Nicole Kidman zawsze otwarcie mówiła o problemach z akceptacją swojego ciała. Zapewne do kompleksów przyczyniło się jej małżeństwo z Tomem Cruisem, w trakcie którego właściwie zniknęła z show-biznesu. Potem po roli w filmie Oczy szeroko zamknięte często opowiadała, jak wielkim problemem były dla niej rozbierane sceny. Dopiero po rozstaniu się z fanatycznym wyznawcą scjentologii Kidman odżyła na nowo.
W ostatnim wywiadzie dla australijskiej gazety aktorka wyznała, że dopiero ciąża i poród pozwoliły jej pogodzić się z własnym ciałem. Czyżby właśnie dlatego przestała nadużywać botoksu?

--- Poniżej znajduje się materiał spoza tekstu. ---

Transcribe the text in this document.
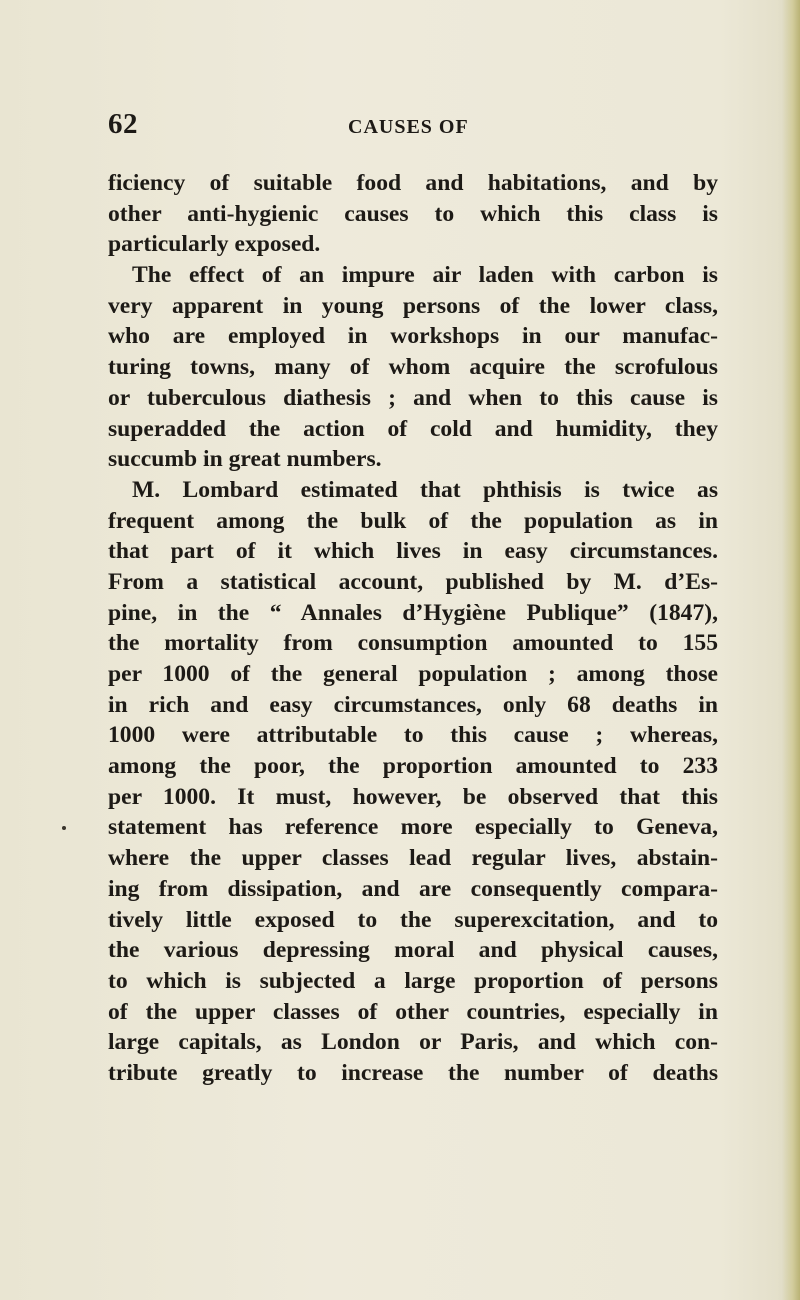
62	CAUSES OF
ficiency of suitable food and habitations, and by
other anti-hygienic causes to which this class is
particularly exposed.
The effect of an impure air laden with carbon is
very apparent in young persons of the lower class,
who are employed in workshops in our manufac-
turing towns, many of whom acquire the scrofulous
or tuberculous diathesis ; and when to this cause is
superadded the action of cold and humidity, they
succumb in great numbers.
M. Lombard estimated that phthisis is twice as
frequent among the bulk of the population as in
that part of it which lives in easy circumstances.
From a statistical account, published by M. d’Es-
pine, in the “ Annales d’Hygiène Publique” (1847),
the mortality from consumption amounted to 155
per 1000 of the general population ; among those
in rich and easy circumstances, only 68 deaths in
1000 were attributable to this cause ; whereas,
among the poor, the proportion amounted to 233
per 1000. It must, however, be observed that this
statement has reference more especially to Geneva,
where the upper classes lead regular lives, abstain-
ing from dissipation, and are consequently compara-
tively little exposed to the superexcitation, and to
the various depressing moral and physical causes,
to which is subjected a large proportion of persons
of the upper classes of other countries, especially in
large capitals, as London or Paris, and which con-
tribute greatly to increase the number of deaths
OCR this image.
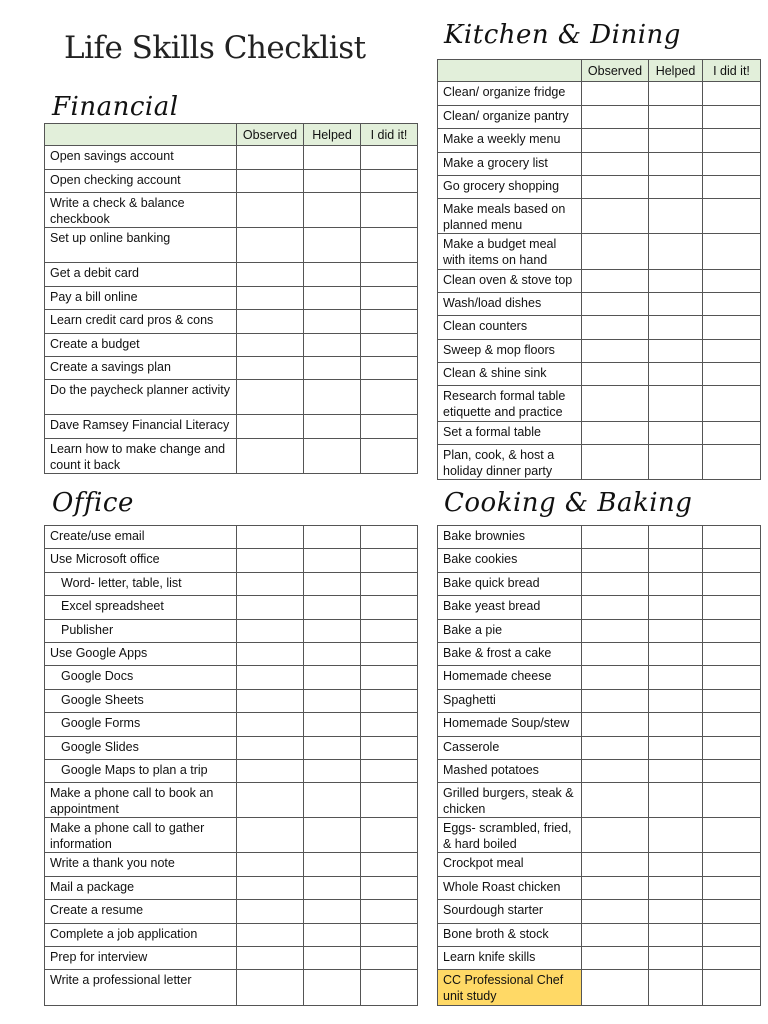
Life Skills Checklist
Financial
	Observed	Helped	I did it!
Open savings account			
Open checking account			
Write a check & balance checkbook			
Set up online banking			
Get a debit card			
Pay a bill online			
Learn credit card pros & cons			
Create a budget			
Create a savings plan			
Do the paycheck planner activity			
Dave Ramsey Financial Literacy			
Learn how to make change and count it back			
Kitchen & Dining
	Observed	Helped	I did it!
Clean/ organize fridge			
Clean/ organize pantry			
Make a weekly menu			
Make a grocery list			
Go grocery shopping			
Make meals based on planned menu			
Make a budget meal with items on hand			
Clean oven & stove top			
Wash/load dishes			
Clean counters			
Sweep & mop floors			
Clean & shine sink			
Research formal table etiquette and practice			
Set a formal table			
Plan, cook, & host a holiday dinner party			
Office
Create/use email			
Use Microsoft office			
Word- letter, table, list			
Excel spreadsheet			
Publisher			
Use Google Apps			
Google Docs			
Google Sheets			
Google Forms			
Google Slides			
Google Maps to plan a trip			
Make a phone call to book an appointment			
Make a phone call to gather information			
Write a thank you note			
Mail a package			
Create a resume			
Complete a job application			
Prep for interview			
Write a professional letter			
Cooking & Baking
Bake brownies			
Bake cookies			
Bake quick bread			
Bake yeast bread			
Bake a pie			
Bake & frost a cake			
Homemade cheese			
Spaghetti			
Homemade Soup/stew			
Casserole			
Mashed potatoes			
Grilled burgers, steak & chicken			
Eggs- scrambled, fried, & hard boiled			
Crockpot meal			
Whole Roast chicken			
Sourdough starter			
Bone broth & stock			
Learn knife skills			
CC Professional Chef unit study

Po porodzie przestałam wstydzić się swojego ciała. Zaakceptowałam swoje niedoskonałości i nie katuję się juz myślą o starości – stwierdziła Nicole. Bardzo podoba mi się to, co natura zrobiła z moim ciałem. Jestem zadowolona z większych piersi i czuję się znacznie seksowniejsza. W przeszłości czułam się odpychająca i mało atrakcyjna.
Czy Katie Holmes, która podczas małżeństwa z Cruisem wyraźnie zmizerniała, a jej kariera stanęła w miejscu, także kiedyś udzieli podobnego wywiadu? Myślicie, że rozstanie się z Tomem oraz Kościołem Scjentologicznym i zacznie życie na nowo, jak Nicole Kidman?